2 Replies Latest reply on May 29, 2013 3:58 PM by project_c

    tiny mov import from PS kills AE

    project_c

      Not sure if this is a bug or if I'm doing something wrong. I'm making tiny animations in Photoshop, (72dpi greyscale 10cm x 10cm, approx 2 seconds length, filesize around 22k). I then export from Photoshop at the default setting, Quicktime in .mov format.

       

      I then import this into AE (where I already have 2 huge .mov files, over 250Mb, playing, which were rendered out of AE and imported back in - these are playing back without any problems or issues.) The tiny imported animations slow down AE to the point of rendering it totally useless, spinning wheel of doom etc. Does anyone have a clue why this is happening? I have a very fast system and AE can cope with many multi-layered huge files without any issues, but this particular problem just freezes AE up almost completely.

       

      Using latest version of AE and PS CS5 extended. (maybe I should be using the latest version of PS too, I just haven't got round to installing it yet).

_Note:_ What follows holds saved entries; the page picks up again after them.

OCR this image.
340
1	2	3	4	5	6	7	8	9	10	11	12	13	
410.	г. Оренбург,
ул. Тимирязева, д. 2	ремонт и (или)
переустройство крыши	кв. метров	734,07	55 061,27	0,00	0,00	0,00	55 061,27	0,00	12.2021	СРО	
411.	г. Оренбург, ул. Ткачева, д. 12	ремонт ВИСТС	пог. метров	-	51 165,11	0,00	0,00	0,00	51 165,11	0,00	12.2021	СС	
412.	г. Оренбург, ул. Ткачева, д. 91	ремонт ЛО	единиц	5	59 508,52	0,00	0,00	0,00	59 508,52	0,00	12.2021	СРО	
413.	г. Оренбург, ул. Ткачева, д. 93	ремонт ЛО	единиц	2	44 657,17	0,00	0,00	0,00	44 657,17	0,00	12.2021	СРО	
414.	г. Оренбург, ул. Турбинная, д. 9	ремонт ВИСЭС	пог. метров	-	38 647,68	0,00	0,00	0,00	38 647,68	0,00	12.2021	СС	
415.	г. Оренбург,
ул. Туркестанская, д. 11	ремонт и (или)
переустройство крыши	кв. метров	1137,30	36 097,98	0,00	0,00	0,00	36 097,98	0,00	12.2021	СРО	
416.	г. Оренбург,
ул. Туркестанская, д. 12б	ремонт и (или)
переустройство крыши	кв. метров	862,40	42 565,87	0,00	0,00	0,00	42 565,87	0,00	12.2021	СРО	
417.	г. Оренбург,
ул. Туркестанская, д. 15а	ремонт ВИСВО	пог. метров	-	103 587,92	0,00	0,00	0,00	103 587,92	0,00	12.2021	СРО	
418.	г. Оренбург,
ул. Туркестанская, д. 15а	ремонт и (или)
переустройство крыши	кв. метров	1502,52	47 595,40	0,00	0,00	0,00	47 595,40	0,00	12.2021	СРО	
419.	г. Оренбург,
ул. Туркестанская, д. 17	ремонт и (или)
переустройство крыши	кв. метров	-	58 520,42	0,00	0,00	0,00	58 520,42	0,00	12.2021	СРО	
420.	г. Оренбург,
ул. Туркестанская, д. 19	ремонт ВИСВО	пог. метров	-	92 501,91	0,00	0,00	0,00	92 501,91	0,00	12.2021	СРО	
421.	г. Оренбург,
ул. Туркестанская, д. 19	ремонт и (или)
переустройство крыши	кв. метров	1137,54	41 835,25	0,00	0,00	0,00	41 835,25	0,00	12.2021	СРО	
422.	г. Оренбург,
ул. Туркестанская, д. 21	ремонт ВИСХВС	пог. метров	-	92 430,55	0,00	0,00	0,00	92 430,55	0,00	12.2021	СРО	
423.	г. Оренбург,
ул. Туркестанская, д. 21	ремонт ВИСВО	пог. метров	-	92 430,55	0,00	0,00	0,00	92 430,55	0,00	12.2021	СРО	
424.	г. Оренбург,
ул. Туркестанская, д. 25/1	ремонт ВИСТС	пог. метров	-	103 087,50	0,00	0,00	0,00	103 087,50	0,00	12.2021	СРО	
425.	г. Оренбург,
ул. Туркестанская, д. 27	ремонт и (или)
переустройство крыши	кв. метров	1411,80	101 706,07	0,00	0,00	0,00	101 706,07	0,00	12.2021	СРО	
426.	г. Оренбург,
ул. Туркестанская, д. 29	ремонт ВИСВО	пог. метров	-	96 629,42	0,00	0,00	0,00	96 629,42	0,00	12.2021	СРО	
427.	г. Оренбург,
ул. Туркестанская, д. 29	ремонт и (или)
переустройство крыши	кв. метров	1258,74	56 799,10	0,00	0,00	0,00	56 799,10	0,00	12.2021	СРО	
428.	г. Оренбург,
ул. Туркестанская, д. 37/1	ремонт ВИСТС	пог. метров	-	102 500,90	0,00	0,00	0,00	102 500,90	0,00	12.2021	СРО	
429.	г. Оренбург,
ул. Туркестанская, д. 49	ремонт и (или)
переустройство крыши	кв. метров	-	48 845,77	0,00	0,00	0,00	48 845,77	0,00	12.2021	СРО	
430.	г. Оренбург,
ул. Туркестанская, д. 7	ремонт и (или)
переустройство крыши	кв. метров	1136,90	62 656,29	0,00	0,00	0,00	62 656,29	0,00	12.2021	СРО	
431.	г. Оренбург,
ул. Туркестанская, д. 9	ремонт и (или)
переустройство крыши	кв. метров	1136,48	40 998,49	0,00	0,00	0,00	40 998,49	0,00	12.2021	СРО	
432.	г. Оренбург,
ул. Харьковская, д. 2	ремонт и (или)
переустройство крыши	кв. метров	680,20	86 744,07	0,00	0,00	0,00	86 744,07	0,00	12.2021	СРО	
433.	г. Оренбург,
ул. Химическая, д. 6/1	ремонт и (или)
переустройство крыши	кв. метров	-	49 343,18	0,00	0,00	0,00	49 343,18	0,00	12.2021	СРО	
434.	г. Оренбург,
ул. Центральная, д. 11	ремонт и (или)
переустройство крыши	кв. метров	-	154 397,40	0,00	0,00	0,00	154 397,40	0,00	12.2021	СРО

      IMac 3.4Ghz Intel Core i7, 16GB memory.

       

      thanks

        • 1. Re: tiny mov import from PS kills AE
          Dave LaRonde Level 6

          I'm making tiny animations in Photoshop, (72dpi greyscale 10cm x 10cm, approx 2 seconds length, filesize around 22k). I then export from Photoshop at the default setting, Quicktime in .mov format.

           

           

          Ah, a classic example of Photoshop thinking!  It's time to think in After Effects.

           

          Forget all about dpi.  The concept doesn't exist in AE.  Photoshop only utilizes it as a handy guide for common video resolutions, and it's becoming less useful every day.  AE deals in PIXELS:  the number of horizontal pixels  and vertical pixels in a comp.  DPI is completely irrelevant.

           

          Here's an example: In Phiotoshop at 400 DPI, a 1-inch x 1-inch image has dimensions of 400x400 pixels.  At 100 DPI, a 4-inch x 4-inch image has dimensions of 400x400 pixels.  Imported into AE, both images are precisely the same size: 400x400 pixels

           

          And if DPI means, "dots per INCH",  it must be tough to work in metric linear measures like centimeters, n'est-ce pas?

           

           

           

          I then export from Photoshop at the default setting, Quicktime in .mov format.

           

          The ".mov" file extension simply indicates that the file is a quicktime movie.  Quicktime movies are simply media containers.  The file can be encoded via a ny number of schemes, called Codecs.  Here's a metaphor: an .mov file is a bottle.  A bottle can hold many different kinds of liquids: beer, milk, water, juice, gasoline... you get the idea.  Those liquids are the codecs.

           

          The codecs of some Quicktime Movies don't work well in After Effects.  Your configuration of Photoshop may default to one of the bad ones: we can't tell.  But you can --  highlight the problem footage in the project window and look at the information at the very top.  The identity of the codec will be revealed there.

           

          Clearer now?

          • 2. Re: tiny mov import from PS kills AE
            project_c Level 1

            Thanks for the reply, I get the pixel / ppi issue, and you're right, after many years of use, my thinking is firmly embedded in Photoshop logic..

             

            In the meantime I've found a solution to this, I have tried exporting as mpeg-4 and that actually seems to work very well for this purpose. I will come back if I run into further problems. Thanks again!